The Equal Employment Opportunity Commission also has interpreted section 1981a to exclude front pay from its cap. Because relief recoverable under S 706(g) is not deemed to be compensatory damages, complaining parties may recover full compensation for back pay, interest on backpay, frontpay, or any relief that would have been available under Title VII . . . without inclusion in the caps. Although some may contend that frontpay is a “future pecuniary loss” to be included in the caps, the Commission disagrees. Frontpay is a type of “relief authorized under Title VII” and, therefore, is excluded from the definition of compensatory damages and is not included in the caps.
EEOC: Policy Guide on Compensatory and Punitive Damages Under 1991 Civil Rights Act, 8 Lab. Rel. Rep. Fair Empl. Prac. Manual (BNA) 405:7091, 7094 (July 7, 1992). When interpreting the provisions of a statute, we may defer to the interpretation of the agency charged with the statute’s administration “unless it contravenes the express language of the statute or clear congressional intent.” Wilderness Soc’y v. Dombeck, 168 F.3d 367, 370 (9th Cir. 1999). In this case, however, we need not determine whether we should defer to the EEOC’s view, because it is consistent with our understanding of Congress’s intent.
Amtrak also argues that the jury found it liable only for a hostile work environment created in 1990 and 1991, and that the district court therefore could award equitable relief only for harms caused by Gotthardt’s experiences in those years.

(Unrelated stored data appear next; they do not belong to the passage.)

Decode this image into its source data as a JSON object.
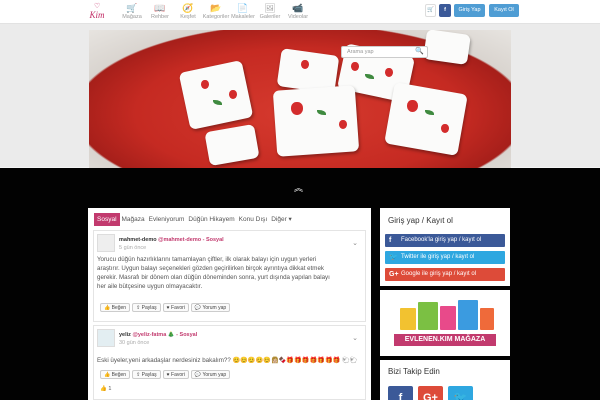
{
  "logo": {
    "text": "Kim"
  },
  "nav": [
    {
      "label": "Mağaza",
      "icon": "shopping-cart-icon",
      "glyph": "🛒"
    },
    {
      "label": "Rehber",
      "icon": "book-icon",
      "glyph": "📖"
    },
    {
      "label": "Keşfet",
      "icon": "compass-icon",
      "glyph": "🧭"
    },
    {
      "label": "Kategoriler",
      "icon": "folder-icon",
      "glyph": "📂"
    },
    {
      "label": "Makaleler",
      "icon": "document-icon",
      "glyph": "📄"
    },
    {
      "label": "Galeriler",
      "icon": "image-icon",
      "glyph": "🖼"
    },
    {
      "label": "Videolar",
      "icon": "video-icon",
      "glyph": "📹"
    }
  ],
  "header": {
    "cart_glyph": "🛒",
    "facebook_glyph": "f",
    "login_label": "Giriş Yap",
    "register_label": "Kayıt Ol"
  },
  "search": {
    "placeholder": "Arama yap",
    "glyph": "🔍"
  },
  "slider": {
    "dots_count": 8,
    "active_dot": 0
  },
  "scroll_glyph": "︽",
  "tabs": [
    "Sosyal",
    "Mağaza",
    "Evleniyorum",
    "Düğün Hikayem",
    "Konu Dışı",
    "Diğer ▾"
  ],
  "posts": [
    {
      "user": "mahmet-demo",
      "handle": "@mahmet-demo",
      "channel": "- Sosyal",
      "date": "5 gün önce",
      "text_lines": [
        "Yorucu düğün hazırlıklarını tamamlayan çiftler, ilk olarak balayı için uygun yerleri",
        "araştırır. Uygun balayı seçenekleri gözden geçirilirken birçok ayrıntıya dikkat etmek",
        "gerekir. Masrafı bir dönem olan düğün döneminden sonra, yurt dışında yapılan balayı",
        "her aile bütçesine uygun olmayacaktır."
      ],
      "buttons": [
        "👍 Beğen",
        "⇪ Paylaş",
        "♥ Favori",
        "💬 Yorum yap"
      ]
    },
    {
      "user": "yeliz",
      "handle": "@yeliz-fatma",
      "channel": "🎄 - Sosyal",
      "date": "30 gün önce",
      "text_lines": [
        "Eski üyeler,yeni arkadaşlar nerdesiniz bakalım?? 😊😊😊😊😊👩🏼🍫🎁🎁🎁🎁🎁🎁🎁 🐑🐑"
      ],
      "buttons": [
        "👍 Beğen",
        "⇪ Paylaş",
        "♥ Favori",
        "💬 Yorum yap"
      ],
      "like_count": "1"
    }
  ],
  "sidebar": {
    "login_title": "Giriş yap / Kayıt ol",
    "facebook_label": "Facebook'la giriş yap / kayıt ol",
    "twitter_label": "Twitter ile giriş yap / kayıt ol",
    "google_label": "Google ile giriş yap / kayıt ol",
    "banner_text": "EVLENEN.KIM MAĞAZA",
    "follow_title": "Bizi Takip Edin",
    "follow": [
      {
        "glyph": "f",
        "icon": "facebook-icon",
        "color": "#3b5998"
      },
      {
        "glyph": "G+",
        "icon": "google-plus-icon",
        "color": "#dd4b39"
      },
      {
        "glyph": "🐦",
        "icon": "twitter-icon",
        "color": "#2ea7e0"
      }
    ]
  },
  "colors": {
    "brand": "#c23a6e",
    "facebook": "#3b5998",
    "twitter": "#2ea7e0",
    "google": "#dd4b39",
    "header_button": "#4f9dd4"
  }
}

In fact, however, the judge instructed the jury that “[y]ou may find for Gotthardt on any claim of. . . hostile work environment only if Gotthardt has proven by a preponderance of the evidence that at least part of Amtrak’s conduct constituting . . . a hostile work environment took place after March 29th, 1994.”
In February 1989, Gotthardt was working as a fireman on a train that hit four young people, killing them. The train crew was not at fault. After the accident, Gotthardt received treatment for PTSD for eleven months.

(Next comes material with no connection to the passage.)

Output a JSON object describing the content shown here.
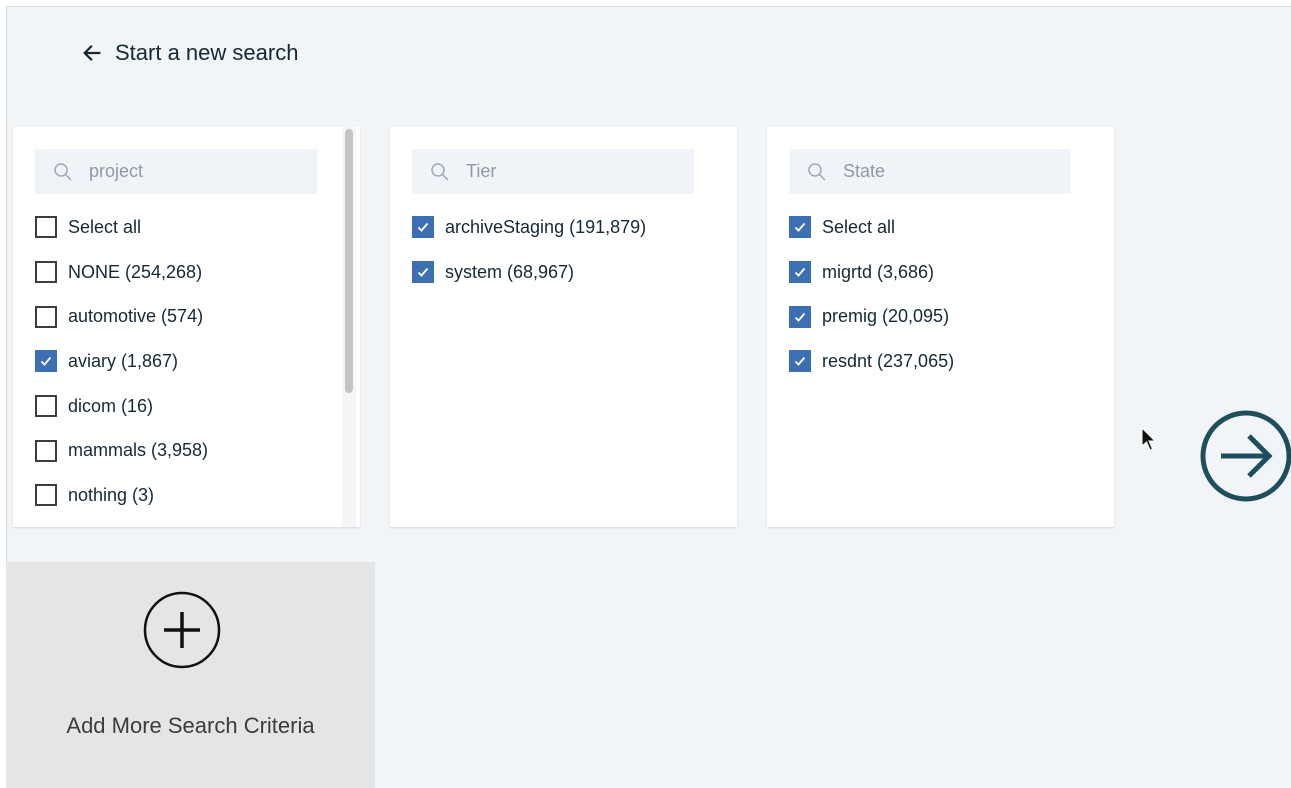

Amtrak argues that the district court should not have credited Dr. Rivoire’s testimony over the competing testimony of Dr. Mandel, Amtrak’s psychological expert. We see no evidence, however, that Dr. Rivoire was not qualified as an expert or that the district court could not reasonably have found her testimony to be more convincing than Dr. Mandel’s.
Amtrak also suggests that the district court should have considered the possibility that Amtrak’s “well-publicized financial difficulties,” would cause it to cease operations before 2008. Because Amtrak introduced no evidence concerning its financial prospects, this argument is without merit.
Amtrak also claims that the district court erred in awarding back pay in Gotthardt II. Its arguments are similar to those it makes on the front pay issue: that the hostile work environment for which Amtrak was held liable did not cause Gotthardt’s PTSD, that Gotthardt was not qualified for the Capitol Run, and that Gotthardt failed to mitigate her damages. We reject these arguments for the reasons discussed above.